André Marcon, Roman Kolinka, Edith Scob

 

Rien n'arrête Nathalie, professeur de philo agrégée dans un lycée parisien, et surtout pas la grève des élèves qui parlent de leur "retraite". Elle n'est pas là pour faire de la politique et surtout, elle aime tellement son métier, qu'elle est d'accord pour enseigner jusqu'à 67 ans. 

Sa mission : essayer d'aider des jeunes gens à penser par eux-mêmes. Chez elle, deux grands enfants à la tête bien faite et un mari, prof de philo comme elle.

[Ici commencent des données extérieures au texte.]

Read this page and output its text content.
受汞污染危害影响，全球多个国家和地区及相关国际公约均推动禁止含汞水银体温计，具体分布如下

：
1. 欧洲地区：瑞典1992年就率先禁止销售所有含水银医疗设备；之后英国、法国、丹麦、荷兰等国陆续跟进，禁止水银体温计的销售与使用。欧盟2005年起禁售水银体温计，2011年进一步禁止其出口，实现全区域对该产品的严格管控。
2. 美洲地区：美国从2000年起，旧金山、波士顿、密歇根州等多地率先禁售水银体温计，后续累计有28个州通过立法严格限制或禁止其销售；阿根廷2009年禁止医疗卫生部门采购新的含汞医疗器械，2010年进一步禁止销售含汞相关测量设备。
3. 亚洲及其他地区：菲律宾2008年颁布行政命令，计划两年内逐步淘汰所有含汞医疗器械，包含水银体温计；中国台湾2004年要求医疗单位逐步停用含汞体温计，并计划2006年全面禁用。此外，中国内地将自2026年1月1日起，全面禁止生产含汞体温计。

Mais beaucoup plus intransigeant, il terrorise ses élèves : "je les ai avertis, le premier qui me parle de "retraite", je le vire de mon cours". Alors, lorsque ce dernier lui annonce qu'il a rencontré une autre femme et qu'il va vivre avec elle après 25 ans de vie commune, Nathalie n'a que cette réaction : "je pensais que tu m'aimerais toujours". Comme nous sommes entre gens intelligents, entre philosophes même, la séparation se passe sans cri, sans hystérie. Et Nathalie va devoir faire face, la soixantaine proche, à un divorce, au départ de ses enfants, à la mort de sa mère, à sa toute nouvelle fonction de grand-mère. Et en bon petit soldat, avancer malgré tout.

 

Ce film m'a tellement fait de bien que je vous en parle avant de vous parler des films de Beaune, afin que surtout, vous ne le laissiez pas vous échapper. J'en suis sortie comme les épaules débarrassées de plusieurs tonnes de stress, d'incertitude et de tristesse. Envoûtée jusqu'à la dernière minute par la musique du générique. Car dans ce film, même la B.O. est soignée. Brahms, Schumann, une version revisitée d'Unchained Melody et Isabelle Huppert, de nouveau la plus grande, qui calme un bébé en lui chantant A la claire fontaine...

 

Mia Hansen-Løve déjà grande dès Tout est pardonné alors qu'elle n'avait que 25 ans, puis avec Le père de mes enfants, m'avait déçue avec Un amour de jeunesse. Cette fois, accompagnée d'une Isabelle Huppert au sommet, elle abandonne, mais pas complètement, la jeunesse pour s'intéresser à une femme d'âge très très mûr qui voit son univers s'abîmer alors qu'elle ne s'y attendait pas. Même la maison d'Edition dans laquelle elle faisait paraître des publications exigeantes la "remercient" en s'emberlifocant dans un charabia commercialo-intello pitoyable.

 

Que reste-t-il à Nathalie ? Son métier, son inépuisable curiosité intellectuelle, elle a toujours un livre à la main et lit en toutes circonstances, et un chat encombrant, noir, obèse et complètement con (selon elle). Quand elle place sa mère exigeante, dévorante et suicidaire dans une maison de retraite, elle dit à son fils "si tu savais ce que ça me coûte", on ne sait s'il s'agit d'argent ou de sentiments. Et quand Nathalie pleure, c'est toujours à l'abri des regards, mais pas du spectateur. Qui du coup souffre avec elle. Discrètement donc, pour ne pas déranger. A ce niveau, on ne peut plus parler de délicatesse mais d'un parti pris admirable de rendre son héroïne anéantie, plus forte que la pluie de calamités qui s'abat sur elle. A aucun moment elle n'embarrassera quiconque de son chagrin, de sa solitude, de sa détresse. Mais on l'accompagne, elle qui ne cesse de bouger, de marcher, d'avancer, toujours un livre à la main.

 

La réalisatrice nous prend à contre pied car rapidement on imagine que c'est Nathalie qui va succomber au charme d'un ancien élève devenu adulte irrésistible (Roman Kolinka, grand garçon irrésistible donc), et non, c'est Heinz (André Marcon comme toujours impeccable) qui rompt le contrat et la belle harmonie apparente de ce couple en totale osmose intellectuelle. Et puis il y a la mère, Edith Scob, ex beauté rongée d'angoisses qui se laisse mourir dès que sa fille s'éloigne. Quels poids pour Nathalie !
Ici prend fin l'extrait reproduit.